First, I had a look at how come we keep seeing things saying “One in five (or whatever) Covid patients will get long Covid,” despite the fact that we all know hundreds of people who’ve had Covid and it doesn’t feel like 20 per cent of them have long Covid? My answer is that we’re using different definitions of the term “long Covid”.
And I wrote a short piece (not published at the time of writing) about the physical differences between men and women and the difference it makes in sport. I don’t make any policy proposals – you can use science to inform political decisions, but it doesn’t make them for you. But we need to acknowledge that there are tradeoffs, because trans women will have significant advantages in various sports, and some sportswomen assigned female at birth will lose out on some places on national teams and so on, and there are safety considerations in contact sports. I argue that we need to admit these things if we’re going to make informed decisions.

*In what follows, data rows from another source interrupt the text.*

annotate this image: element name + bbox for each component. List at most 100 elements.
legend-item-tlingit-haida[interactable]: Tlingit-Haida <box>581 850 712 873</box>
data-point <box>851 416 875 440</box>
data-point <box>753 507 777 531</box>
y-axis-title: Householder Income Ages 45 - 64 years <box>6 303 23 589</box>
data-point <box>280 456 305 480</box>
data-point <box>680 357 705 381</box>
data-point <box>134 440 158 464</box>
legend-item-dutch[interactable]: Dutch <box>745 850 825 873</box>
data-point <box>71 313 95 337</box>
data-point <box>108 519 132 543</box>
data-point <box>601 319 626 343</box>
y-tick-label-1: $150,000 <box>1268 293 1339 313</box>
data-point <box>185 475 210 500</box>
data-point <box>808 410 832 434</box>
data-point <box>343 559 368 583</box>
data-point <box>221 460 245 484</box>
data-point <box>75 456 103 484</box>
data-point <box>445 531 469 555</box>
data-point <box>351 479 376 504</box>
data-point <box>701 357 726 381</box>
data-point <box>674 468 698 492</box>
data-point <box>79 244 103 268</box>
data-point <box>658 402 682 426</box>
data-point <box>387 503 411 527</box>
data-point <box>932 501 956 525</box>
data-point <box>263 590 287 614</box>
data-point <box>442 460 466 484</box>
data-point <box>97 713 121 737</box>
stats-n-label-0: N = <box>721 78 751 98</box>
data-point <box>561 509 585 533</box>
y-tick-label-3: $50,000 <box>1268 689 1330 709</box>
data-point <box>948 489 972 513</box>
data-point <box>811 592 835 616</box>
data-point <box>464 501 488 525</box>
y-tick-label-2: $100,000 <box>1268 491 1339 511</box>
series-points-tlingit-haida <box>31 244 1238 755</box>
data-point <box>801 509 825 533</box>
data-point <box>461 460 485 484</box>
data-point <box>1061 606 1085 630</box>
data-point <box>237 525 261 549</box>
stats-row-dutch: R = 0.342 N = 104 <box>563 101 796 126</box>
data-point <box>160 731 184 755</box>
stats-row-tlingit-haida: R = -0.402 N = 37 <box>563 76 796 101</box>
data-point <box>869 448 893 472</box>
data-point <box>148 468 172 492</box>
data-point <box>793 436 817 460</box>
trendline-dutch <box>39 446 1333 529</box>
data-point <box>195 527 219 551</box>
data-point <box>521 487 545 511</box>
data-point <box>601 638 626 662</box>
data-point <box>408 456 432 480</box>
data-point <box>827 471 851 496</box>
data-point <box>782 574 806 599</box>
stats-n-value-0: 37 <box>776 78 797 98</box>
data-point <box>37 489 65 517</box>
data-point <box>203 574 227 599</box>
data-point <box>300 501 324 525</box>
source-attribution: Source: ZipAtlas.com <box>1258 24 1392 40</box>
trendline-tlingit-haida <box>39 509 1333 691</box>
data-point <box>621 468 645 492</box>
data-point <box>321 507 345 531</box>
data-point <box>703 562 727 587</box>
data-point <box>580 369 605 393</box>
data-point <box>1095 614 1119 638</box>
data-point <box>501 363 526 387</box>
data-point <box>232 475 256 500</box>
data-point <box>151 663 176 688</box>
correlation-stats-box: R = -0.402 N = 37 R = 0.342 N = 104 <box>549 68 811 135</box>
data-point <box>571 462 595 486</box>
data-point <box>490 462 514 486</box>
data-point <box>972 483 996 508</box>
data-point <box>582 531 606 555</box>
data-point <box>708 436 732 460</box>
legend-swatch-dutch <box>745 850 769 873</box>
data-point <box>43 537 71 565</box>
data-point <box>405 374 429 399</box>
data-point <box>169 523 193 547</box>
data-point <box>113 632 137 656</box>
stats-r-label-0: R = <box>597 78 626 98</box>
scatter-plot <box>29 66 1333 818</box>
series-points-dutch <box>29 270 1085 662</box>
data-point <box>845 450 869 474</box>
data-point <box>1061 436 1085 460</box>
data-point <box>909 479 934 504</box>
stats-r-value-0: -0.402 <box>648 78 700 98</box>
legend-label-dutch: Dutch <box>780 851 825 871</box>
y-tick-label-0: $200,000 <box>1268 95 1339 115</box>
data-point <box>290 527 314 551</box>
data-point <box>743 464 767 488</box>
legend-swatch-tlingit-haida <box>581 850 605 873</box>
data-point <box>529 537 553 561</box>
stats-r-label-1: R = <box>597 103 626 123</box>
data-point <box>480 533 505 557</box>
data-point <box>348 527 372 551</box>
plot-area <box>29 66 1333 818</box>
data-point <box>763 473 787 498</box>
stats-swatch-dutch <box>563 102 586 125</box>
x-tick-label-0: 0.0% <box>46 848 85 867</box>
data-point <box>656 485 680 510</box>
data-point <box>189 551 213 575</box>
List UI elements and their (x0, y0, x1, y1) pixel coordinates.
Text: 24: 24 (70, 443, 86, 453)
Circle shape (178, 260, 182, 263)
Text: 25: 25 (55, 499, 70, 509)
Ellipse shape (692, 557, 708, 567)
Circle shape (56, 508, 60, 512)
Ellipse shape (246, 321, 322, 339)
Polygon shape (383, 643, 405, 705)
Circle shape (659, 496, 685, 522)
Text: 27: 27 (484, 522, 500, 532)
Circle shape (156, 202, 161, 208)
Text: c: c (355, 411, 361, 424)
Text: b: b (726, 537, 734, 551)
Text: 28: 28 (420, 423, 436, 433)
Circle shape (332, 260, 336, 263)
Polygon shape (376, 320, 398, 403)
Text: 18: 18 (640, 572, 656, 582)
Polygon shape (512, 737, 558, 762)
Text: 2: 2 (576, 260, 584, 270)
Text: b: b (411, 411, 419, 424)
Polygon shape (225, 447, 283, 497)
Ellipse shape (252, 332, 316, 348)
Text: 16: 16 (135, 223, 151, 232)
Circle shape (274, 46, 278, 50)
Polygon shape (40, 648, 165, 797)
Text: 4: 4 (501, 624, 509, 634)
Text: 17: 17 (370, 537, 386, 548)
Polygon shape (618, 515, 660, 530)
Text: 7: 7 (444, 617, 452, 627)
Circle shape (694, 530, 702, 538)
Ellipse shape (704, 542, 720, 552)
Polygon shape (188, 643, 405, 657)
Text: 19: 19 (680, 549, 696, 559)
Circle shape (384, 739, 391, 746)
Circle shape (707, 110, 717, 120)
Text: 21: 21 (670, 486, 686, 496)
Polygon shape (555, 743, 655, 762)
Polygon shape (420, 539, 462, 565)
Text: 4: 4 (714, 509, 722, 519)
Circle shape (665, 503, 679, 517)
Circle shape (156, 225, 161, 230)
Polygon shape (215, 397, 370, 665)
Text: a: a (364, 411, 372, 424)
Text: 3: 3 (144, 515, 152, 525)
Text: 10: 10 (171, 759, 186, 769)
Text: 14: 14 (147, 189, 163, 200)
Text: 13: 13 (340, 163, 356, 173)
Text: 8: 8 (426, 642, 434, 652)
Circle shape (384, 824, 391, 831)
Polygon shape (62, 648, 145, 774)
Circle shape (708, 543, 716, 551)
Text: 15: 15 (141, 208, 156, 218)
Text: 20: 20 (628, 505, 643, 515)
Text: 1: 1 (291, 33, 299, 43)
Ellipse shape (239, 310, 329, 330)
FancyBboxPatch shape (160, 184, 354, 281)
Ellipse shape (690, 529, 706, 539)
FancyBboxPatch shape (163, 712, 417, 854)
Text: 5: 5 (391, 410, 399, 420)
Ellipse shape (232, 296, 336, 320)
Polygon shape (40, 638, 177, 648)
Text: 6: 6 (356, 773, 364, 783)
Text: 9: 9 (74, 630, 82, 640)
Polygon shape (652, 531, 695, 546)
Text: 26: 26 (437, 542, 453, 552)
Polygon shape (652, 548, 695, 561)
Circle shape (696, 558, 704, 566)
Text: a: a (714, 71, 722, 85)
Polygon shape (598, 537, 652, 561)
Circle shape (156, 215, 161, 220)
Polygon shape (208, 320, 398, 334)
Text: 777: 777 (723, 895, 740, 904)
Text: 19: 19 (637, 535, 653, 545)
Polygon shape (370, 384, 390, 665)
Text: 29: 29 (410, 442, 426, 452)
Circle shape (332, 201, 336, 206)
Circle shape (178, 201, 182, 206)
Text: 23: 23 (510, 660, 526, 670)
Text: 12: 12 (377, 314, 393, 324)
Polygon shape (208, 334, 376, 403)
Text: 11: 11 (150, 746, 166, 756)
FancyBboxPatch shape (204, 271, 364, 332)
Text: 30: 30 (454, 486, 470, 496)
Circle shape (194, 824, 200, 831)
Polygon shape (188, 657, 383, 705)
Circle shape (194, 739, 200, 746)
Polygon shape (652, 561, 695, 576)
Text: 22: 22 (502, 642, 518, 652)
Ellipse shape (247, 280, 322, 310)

Nerdy blogpost of the week: I Can Tolerate Anything Except The Outgroup
I am going to allow myself to link to a Scott Alexander post this week. As I’ve said before, I need to be careful doing that, because I became so obsessed with them in about 2016-17 that I actually had to put a blocker on my laptop in order to get any work done. (Websites blocked: Twitter.com; slatestarcodex.com.)
This one is genuinely one of the pieces of writing that has most shaped my thought. It’s about how we all think we’re super-tolerant people, but in fact we’re only “tolerant” of things we actually don’t mind. Real “tolerance” is putting up with stuff you don’t like, don’t agree with. Liberals like me congratulating ourselves for being more “tolerant” because we support gay marriage or whatever: we’re not tolerating anything, because we don’t have any problem with gay marriage.
He starts by quoting GK Chesterton:
In Chesterton’s The Secret of Father Brown, a beloved nobleman who murdered his good-for-nothing brother in a duel thirty years ago returns to his hometown wracked by guilt. All the townspeople want to forgive him immediately, and they mock the titular priest for only being willing to give a measured forgiveness conditional on penance and self-reflection. They lecture the priest on the virtues of charity and compassion.
Later, it comes out that the beloved nobleman did not in fact kill his good-for-nothing brother. The good-for-nothing brother killed the beloved nobleman (and stole his identity). Now the townspeople want to see him lynched or burned alive, and it is only the priest who – consistently – offers a measured forgiveness conditional on penance and self-reflection.
The priest tells them:
“It seems to me that you only pardon the sins that you don’t really think sinful. You only forgive criminals when they commit what you don’t regard as crimes, but rather as conventions. You forgive a conventional duel just as you forgive a conventional divorce. You forgive because there isn’t anything to be forgiven.”
He further notes that this is why the townspeople can self-righteously consider themselves more compassionate and forgiving than he is. Actual forgiveness, the kind the priest needs to cultivate to forgive evildoers, is really really hard. The fake forgiveness the townspeople use to forgive the people they like is really easy, so they get to boast not only of their forgiving nature, but of how much nicer they are than those mean old priests who find forgiveness difficult and want penance along with it.
It’s a long piece, but it’s worth it. Although I will say that upon rereading it I notice that he cites work using the Implicit Association Test, and you probably ought to take that with a pinch of salt, since (replication crisis!) it hasn’t really stood the test of time.